Dose-response inhibition by anti-CD11a MAb of the transmigration of HIV-1-infected MDM. The experimental conditions were those depicted for Fig. 4, except that cells from only two donors were used. MDM were preincubated with the indicated amounts of anti-CD11a prior to interacting with HEC-1 cells.

FIG. 6.

Expression of CD50 (left), CD102 (middle), and CD54 (right) on the membrane of confluent HEC-1 cells, either unstimulated (top) or stimulated with N. meningitidis LPS (5 ng/ml), IL-1β (2 ng/ml), and TNF-α (10 ng/ml) (bottom).
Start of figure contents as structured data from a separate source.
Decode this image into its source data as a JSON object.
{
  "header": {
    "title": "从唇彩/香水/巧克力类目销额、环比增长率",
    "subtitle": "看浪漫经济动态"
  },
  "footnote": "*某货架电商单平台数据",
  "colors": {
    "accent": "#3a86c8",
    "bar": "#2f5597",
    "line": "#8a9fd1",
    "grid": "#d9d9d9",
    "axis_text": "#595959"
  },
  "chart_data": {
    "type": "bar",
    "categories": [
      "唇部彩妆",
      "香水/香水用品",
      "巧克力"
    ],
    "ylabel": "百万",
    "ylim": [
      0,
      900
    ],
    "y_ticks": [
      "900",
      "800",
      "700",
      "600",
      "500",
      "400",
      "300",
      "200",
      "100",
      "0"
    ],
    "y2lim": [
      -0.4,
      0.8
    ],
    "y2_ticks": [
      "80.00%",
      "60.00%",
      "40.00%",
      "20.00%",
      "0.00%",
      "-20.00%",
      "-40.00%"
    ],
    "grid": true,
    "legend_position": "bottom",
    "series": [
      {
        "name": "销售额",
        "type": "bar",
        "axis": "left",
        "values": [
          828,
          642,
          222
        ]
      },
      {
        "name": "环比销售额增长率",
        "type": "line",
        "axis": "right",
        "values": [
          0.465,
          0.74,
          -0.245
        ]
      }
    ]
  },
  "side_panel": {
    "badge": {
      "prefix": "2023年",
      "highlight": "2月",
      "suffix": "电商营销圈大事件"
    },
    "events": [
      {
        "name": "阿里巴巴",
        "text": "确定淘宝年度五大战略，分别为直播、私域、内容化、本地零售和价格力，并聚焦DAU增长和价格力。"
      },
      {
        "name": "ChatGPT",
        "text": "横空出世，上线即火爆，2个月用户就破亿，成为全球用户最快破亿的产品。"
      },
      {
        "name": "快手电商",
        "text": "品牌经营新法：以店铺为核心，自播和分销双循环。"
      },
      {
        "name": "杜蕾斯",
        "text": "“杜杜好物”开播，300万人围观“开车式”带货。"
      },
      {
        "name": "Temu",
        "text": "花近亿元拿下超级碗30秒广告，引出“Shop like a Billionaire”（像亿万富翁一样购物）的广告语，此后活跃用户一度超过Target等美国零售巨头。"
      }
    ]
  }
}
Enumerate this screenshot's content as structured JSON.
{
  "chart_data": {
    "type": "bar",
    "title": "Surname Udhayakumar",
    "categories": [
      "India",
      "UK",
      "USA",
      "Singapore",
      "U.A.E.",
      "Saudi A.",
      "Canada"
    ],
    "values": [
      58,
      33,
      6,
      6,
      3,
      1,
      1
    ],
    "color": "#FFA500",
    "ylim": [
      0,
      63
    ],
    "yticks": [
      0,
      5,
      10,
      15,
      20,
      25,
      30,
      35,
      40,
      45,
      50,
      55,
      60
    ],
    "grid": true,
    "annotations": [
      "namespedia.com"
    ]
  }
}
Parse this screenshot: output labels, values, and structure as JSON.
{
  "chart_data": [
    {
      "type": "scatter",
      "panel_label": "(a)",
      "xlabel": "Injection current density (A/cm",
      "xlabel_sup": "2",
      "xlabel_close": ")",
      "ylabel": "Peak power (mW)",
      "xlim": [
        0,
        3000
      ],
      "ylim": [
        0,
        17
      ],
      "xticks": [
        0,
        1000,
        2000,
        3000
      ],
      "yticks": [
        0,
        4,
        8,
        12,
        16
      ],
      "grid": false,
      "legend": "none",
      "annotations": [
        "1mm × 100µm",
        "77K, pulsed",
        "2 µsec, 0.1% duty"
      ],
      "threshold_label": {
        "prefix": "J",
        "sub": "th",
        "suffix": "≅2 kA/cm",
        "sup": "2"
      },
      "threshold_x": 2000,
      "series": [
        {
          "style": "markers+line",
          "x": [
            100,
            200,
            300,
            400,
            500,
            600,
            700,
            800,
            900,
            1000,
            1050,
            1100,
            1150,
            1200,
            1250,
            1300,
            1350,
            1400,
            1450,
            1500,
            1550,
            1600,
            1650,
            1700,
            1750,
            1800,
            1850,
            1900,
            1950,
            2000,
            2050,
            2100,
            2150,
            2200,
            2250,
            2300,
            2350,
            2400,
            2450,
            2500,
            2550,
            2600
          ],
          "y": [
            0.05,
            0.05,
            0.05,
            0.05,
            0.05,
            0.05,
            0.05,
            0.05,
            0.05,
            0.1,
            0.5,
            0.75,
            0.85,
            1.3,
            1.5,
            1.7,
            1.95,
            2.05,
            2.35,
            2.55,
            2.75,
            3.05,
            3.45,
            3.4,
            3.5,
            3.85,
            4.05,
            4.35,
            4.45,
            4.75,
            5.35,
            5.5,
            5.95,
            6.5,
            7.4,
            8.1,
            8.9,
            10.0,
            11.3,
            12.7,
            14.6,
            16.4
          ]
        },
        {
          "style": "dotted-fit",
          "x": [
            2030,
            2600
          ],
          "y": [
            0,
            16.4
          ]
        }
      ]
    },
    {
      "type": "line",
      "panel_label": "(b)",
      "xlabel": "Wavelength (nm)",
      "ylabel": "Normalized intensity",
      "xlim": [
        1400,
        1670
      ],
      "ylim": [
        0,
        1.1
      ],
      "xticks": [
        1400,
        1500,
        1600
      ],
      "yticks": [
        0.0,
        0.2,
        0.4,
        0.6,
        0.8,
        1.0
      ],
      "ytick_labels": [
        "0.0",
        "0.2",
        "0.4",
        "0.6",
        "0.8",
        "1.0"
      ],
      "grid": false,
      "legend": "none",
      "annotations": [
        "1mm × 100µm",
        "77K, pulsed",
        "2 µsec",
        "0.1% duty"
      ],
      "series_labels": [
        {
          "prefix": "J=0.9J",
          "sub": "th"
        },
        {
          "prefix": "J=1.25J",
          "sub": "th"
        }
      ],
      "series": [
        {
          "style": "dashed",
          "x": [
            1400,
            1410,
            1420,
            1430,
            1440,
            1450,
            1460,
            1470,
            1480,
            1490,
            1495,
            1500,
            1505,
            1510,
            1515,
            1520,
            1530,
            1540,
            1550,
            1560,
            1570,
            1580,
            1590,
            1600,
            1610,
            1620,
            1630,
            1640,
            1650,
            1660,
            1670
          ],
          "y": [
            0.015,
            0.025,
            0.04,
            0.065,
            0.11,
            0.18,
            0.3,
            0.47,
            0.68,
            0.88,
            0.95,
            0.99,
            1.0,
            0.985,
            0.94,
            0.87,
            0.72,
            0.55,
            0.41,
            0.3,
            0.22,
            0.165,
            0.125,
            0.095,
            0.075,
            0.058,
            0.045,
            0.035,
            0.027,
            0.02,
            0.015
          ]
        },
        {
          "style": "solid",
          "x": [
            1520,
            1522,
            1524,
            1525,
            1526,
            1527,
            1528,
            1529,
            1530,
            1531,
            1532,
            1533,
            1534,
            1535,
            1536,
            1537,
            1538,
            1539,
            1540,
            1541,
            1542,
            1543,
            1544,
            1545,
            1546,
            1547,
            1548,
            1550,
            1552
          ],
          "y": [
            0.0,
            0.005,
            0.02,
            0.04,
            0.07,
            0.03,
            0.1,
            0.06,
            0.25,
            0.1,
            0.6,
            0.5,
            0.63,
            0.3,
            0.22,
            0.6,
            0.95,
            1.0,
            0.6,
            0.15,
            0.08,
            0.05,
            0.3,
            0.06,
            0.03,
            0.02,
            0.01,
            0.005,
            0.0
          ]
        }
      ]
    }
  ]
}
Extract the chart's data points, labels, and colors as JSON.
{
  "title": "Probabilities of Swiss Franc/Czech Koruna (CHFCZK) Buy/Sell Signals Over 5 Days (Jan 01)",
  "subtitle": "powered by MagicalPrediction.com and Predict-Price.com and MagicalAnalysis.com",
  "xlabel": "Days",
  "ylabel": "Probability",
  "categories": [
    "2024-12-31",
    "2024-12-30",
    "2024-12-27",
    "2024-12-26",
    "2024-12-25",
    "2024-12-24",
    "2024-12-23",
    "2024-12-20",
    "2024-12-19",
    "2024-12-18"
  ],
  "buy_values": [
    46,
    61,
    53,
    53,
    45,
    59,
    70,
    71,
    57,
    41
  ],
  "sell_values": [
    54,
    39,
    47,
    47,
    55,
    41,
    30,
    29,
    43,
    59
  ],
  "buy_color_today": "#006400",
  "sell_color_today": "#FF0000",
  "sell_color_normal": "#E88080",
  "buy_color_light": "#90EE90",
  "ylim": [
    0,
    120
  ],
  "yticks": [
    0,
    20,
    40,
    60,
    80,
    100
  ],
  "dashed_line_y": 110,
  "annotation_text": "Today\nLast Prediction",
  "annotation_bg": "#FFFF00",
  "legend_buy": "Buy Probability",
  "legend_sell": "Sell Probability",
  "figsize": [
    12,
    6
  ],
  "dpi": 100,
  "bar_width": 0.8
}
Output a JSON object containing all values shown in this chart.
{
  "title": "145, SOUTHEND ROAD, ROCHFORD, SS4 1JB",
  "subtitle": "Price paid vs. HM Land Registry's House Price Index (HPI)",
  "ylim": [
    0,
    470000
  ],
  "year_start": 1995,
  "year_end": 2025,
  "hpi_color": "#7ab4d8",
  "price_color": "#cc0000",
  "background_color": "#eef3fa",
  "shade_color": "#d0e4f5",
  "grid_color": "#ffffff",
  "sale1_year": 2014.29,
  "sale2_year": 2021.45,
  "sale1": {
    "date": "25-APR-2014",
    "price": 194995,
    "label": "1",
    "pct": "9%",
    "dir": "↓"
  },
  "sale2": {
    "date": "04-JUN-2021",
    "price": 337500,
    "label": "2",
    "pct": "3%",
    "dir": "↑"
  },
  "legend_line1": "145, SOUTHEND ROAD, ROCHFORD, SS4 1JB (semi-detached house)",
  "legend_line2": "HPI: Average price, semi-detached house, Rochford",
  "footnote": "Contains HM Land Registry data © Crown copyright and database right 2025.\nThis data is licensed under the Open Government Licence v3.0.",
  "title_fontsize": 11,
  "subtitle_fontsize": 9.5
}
Relevant antibodies were conjugated with FITC, and cells were examined by laser confocal microscopy.

FIG. 7.

Inhibition of transmigration by preincubation of HEC-1 cells with anti-CD50, anti-CD54, and anti-CD102 MAb. The HEC-1 monolayer was preincubated with anti-CD50, anti-CD54, or anti-CD102 MAb (50 μg/ml) or with a mixture of anti-CD50 and anti-CD102 MAb for 30 min at room temperature prior to performing the transmigration assay under proinflammatory conditions. The results are expressed as in Fig. 4.

FIG. 8.

Presence of HIV proviral DNA in MDM recovered after transmigration through an epithelial cell monolayer. DNA was extracted from MDM recovered from the basal transwell chamber. The 219-bp amplicon of HIV was visualized after migration on an agarose gel of PCR-amplified proviral DNA. Lane 1, DNA extracted from transmigrated MDM; lane 2, DNA extracted from transmigrated HIV-infected MDM at 4°C; lane 3, DNA extracted from transmigrated HIV-infected MDM at 37°C in the absence of proinflammatory stimuli; lanes 4 to 6, DNA extracted from transmigrated HIV-infected MDM under conditions where HEC-1 cells had been preincubated with anti-CD102 (lane 4) or anti-CD50 (lane 5) or both MAb (lane 6) and the assay was performed under proinflammatory conditions. Results are those from one representative experiment out of three that were performed.

FIG. 9.

Intracellular IL-1β and TNF-α production by HEC-1 cells. Confluent HEC-1 cells were cultured alone (top) or in the presence of N. meningitidis LPS (5 ng/ml), IL-1β (2 ng/ml), and TNF-α (10 ng/ml) (bottom). Intracellular cytokine production was assessed using specific anticytokine fluorescent MAb. An isotypic control was used as a negative control. Cells were gated by forward and side scatter (SSC) parameters. At least 10,000 events were acquired for intracellular cytokine analysis. Results are presented as representative dot plots from one representative experiment out of three. Anti-TNF-α APC, allo-phycocyanin-labeled murine monoclonal anti-TNF-α.